There is a relatively new niche emerging in the world of RVing, and it’s called Overlanding. Have you heard of it? If you have, it probably puts you into one of two camps: Interested in this camping concept – or not interested at all. So, what is it that makes this love it or hate it trend? Well, most RVers are aware of the terms boondocking and/or dry camping. These monikers describe setting up camp without services, meaning no electric, water, cable or any other amenities you might typically find in an organized government (or private) park. But Overlanding, while a form of dry camping, is in fact taking the off-grid, out-of-the-park description one step further. This is the very point of Overlanding. Those that choose to Overland want to go where most don’t; they don’t dry camp because they happened to get caught between organized campsites one night. These folks are not concerned with comfort stations, hydro hookups, pools and shuffleboard courts. They want to get away – really get away.

If this image of Overlanding appeals to you, then be thankful you live in Canada. We are blessed with so much easily accessible outdoors space that the pursuit of Overlanding puts virtually the whole country at your disposal.



Now, Overlanding (most likely) started with rooftop tents on 4WD trucks/SUVs. Personally, I’ve seen many versions of these, particularly in Africa at least a decade or so ago – then I saw them again in the western United States. I even attended an Overlanding expo in Northern California some years ago. Now this rooftop tent trend has been taken one step further and incorporated into the purpose-built Overlanding trailer.

A company called TAXA recently sent us a news release showing off its newest Overlanding trailer, the ‘Mantis’. Reviewing said company’s website is what led to this blog post on Overlanding. TAXA’s website says they build trailers with everything you need – and nothing you don’t. Looking at the Mantis this statement proves true, in my opinion at least.



The Mantis is a 19-foot trailer that has space for four as well as a design that accommodates pets and adventure toys. Low roof access height is offset with a pop-up fabric tent-roof that is also optimal for ventilation when set up. The Mantis features 20 gallons of fresh water, a wet bath with cassette toilet, two-burner stove and a separate sink. But the key to an Overlanding trailer, or keys I should say, is twofold– low overall weight and high ride height. The Mantis has a dry weight of just 2,972 lb and also features a ground clearance of 14-inches, which is more than most factory-built trucks and SUVS.

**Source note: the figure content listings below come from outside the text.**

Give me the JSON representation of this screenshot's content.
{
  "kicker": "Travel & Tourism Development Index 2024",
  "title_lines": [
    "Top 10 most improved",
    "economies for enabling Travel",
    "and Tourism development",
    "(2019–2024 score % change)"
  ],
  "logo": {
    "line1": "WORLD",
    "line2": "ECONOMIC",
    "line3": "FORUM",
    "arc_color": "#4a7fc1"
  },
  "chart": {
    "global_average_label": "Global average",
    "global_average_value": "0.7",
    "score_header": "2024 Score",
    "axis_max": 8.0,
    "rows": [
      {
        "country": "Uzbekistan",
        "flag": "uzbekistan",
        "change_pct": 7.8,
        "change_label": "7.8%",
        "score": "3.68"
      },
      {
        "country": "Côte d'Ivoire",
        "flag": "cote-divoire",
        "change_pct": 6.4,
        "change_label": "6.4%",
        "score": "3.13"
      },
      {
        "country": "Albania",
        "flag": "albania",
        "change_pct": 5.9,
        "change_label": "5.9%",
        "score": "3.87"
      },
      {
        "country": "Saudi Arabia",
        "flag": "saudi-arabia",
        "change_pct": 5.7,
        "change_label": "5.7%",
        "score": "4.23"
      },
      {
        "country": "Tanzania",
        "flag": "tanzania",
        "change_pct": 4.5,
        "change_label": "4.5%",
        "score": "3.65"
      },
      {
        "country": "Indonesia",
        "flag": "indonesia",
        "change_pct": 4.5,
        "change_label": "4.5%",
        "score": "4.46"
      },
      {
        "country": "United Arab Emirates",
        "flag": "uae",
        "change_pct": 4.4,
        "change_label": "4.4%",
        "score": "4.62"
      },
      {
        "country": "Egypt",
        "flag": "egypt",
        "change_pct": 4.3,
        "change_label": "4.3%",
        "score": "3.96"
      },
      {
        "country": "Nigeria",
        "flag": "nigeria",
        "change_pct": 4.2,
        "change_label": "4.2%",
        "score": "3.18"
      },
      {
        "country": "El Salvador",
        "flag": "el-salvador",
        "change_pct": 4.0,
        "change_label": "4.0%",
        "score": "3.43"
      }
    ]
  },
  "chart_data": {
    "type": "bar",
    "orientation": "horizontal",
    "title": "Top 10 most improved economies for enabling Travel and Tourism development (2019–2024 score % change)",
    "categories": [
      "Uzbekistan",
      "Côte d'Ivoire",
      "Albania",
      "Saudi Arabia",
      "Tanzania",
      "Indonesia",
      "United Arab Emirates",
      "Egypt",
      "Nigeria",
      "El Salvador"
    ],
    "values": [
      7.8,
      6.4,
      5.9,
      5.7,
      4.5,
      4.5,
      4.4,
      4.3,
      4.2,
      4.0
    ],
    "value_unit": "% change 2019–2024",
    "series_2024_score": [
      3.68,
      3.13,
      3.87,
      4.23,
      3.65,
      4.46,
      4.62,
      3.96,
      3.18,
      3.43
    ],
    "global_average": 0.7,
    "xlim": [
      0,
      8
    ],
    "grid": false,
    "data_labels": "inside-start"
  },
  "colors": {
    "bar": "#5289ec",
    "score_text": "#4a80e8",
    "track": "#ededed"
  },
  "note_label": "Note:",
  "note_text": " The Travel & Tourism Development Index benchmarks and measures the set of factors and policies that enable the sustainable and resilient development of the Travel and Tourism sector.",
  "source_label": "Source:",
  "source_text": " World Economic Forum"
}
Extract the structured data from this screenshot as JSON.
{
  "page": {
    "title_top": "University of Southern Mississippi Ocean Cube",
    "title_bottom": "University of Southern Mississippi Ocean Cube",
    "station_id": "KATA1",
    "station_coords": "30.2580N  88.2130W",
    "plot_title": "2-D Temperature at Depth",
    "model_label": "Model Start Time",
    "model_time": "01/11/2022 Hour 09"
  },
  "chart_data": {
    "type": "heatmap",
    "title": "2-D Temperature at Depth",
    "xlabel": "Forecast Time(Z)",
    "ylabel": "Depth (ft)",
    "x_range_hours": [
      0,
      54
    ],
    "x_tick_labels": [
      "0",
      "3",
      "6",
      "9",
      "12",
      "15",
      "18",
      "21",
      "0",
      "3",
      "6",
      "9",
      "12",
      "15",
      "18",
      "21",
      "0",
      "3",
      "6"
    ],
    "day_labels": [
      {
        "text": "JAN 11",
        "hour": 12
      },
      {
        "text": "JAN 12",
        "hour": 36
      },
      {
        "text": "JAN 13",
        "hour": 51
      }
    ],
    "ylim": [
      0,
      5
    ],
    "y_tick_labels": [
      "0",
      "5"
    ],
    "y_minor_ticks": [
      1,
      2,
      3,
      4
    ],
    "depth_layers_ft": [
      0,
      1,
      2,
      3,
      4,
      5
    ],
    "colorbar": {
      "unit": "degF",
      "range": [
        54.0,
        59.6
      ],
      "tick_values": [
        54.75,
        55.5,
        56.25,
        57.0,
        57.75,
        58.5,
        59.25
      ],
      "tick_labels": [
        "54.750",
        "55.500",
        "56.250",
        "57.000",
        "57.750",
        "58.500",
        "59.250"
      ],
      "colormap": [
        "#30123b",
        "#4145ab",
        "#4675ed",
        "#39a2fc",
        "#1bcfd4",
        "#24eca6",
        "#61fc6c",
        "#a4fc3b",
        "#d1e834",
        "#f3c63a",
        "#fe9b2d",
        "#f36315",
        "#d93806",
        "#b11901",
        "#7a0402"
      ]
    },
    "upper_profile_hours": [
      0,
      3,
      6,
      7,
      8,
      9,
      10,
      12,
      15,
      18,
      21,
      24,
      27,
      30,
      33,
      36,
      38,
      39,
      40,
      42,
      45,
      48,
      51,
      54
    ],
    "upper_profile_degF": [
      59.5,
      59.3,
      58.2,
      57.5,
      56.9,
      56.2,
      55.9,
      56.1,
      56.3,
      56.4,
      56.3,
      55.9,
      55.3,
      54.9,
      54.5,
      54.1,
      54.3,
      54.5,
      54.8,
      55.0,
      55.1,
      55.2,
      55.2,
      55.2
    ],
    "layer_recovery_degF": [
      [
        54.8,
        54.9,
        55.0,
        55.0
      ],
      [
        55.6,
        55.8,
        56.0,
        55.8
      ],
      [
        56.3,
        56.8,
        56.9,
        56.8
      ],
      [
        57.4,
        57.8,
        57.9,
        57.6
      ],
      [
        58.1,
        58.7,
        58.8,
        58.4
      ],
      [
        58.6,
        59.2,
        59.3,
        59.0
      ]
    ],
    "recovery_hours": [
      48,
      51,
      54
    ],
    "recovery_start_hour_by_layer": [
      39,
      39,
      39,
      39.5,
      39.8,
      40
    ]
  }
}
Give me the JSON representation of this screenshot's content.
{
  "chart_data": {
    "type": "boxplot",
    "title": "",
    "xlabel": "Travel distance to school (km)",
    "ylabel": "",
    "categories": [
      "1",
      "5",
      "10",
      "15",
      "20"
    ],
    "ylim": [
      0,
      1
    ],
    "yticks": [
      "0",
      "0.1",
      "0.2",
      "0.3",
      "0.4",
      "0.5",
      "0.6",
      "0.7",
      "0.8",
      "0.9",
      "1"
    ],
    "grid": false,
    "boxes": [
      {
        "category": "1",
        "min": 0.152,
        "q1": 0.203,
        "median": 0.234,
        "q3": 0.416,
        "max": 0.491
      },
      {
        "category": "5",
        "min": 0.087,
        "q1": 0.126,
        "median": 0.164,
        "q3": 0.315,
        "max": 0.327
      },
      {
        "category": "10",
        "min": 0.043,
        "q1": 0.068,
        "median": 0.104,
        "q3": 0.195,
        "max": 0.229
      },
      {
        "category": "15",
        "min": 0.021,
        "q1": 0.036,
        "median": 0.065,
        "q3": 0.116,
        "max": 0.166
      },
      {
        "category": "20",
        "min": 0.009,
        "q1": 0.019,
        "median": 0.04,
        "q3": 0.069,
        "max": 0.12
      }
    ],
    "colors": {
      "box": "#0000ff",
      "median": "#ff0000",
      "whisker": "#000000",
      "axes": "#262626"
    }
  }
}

This trailer also has a Timbren axle-less suspension (think four-corner independent automotive suspension), and thereby eliminating the full width of the axle, this trailer is much less likely to get hung up on rough terrain.



It also rides on Cooper Discoverer AT3, 16-inch tires that are rated for both on and off-road use. Another unique feature that bears mentioning is a ‘Lock ‘N’ Roll’ hitch. This articulating hitch has 360 degrees of rotation and 3-axis movement, giving you rough trail access as it won’t bind up when towed over uneven ground – this is something you can’t do with a standard ball hitch.

Inside the Mantis, the design is all about using every available inch of space and having design features that often serve more than one purpose. For instance, the open shelves are designed to accept milk crates. These stow securely yet can be removed to pack and unpack. Other spaces transform similarly – the dinette drops down to be a bunk or couch, ceiling mounted bunks can also be opened for use and stowed flat when not in use. There is even a mounting hookup for an indoor hammock for sleeping. Still not enough sleeping space? The Mantis has a separate optional rooftop tent available.



This model builds on the features of TAXA’s smaller trailers by offering more liveable accessories that make long-haul trips more comfortable. The 12V electrical system runs most everything. A wet bath with shower and cassette toilet is a definite step above hiking down to the creek and the A/C and furnace take the edge off both hot and cold weather – there’s is even a hot water tank.

While the Mantis is the largest and newest of TAXA’s trailers, they have seven models in all. The others are smaller, with descriptive names like Cricket and Woolly Bear. Its website is worth a look – if for no other reason than to really see what an Overlanding RV is and whether it suits the adventures you have planned in the future.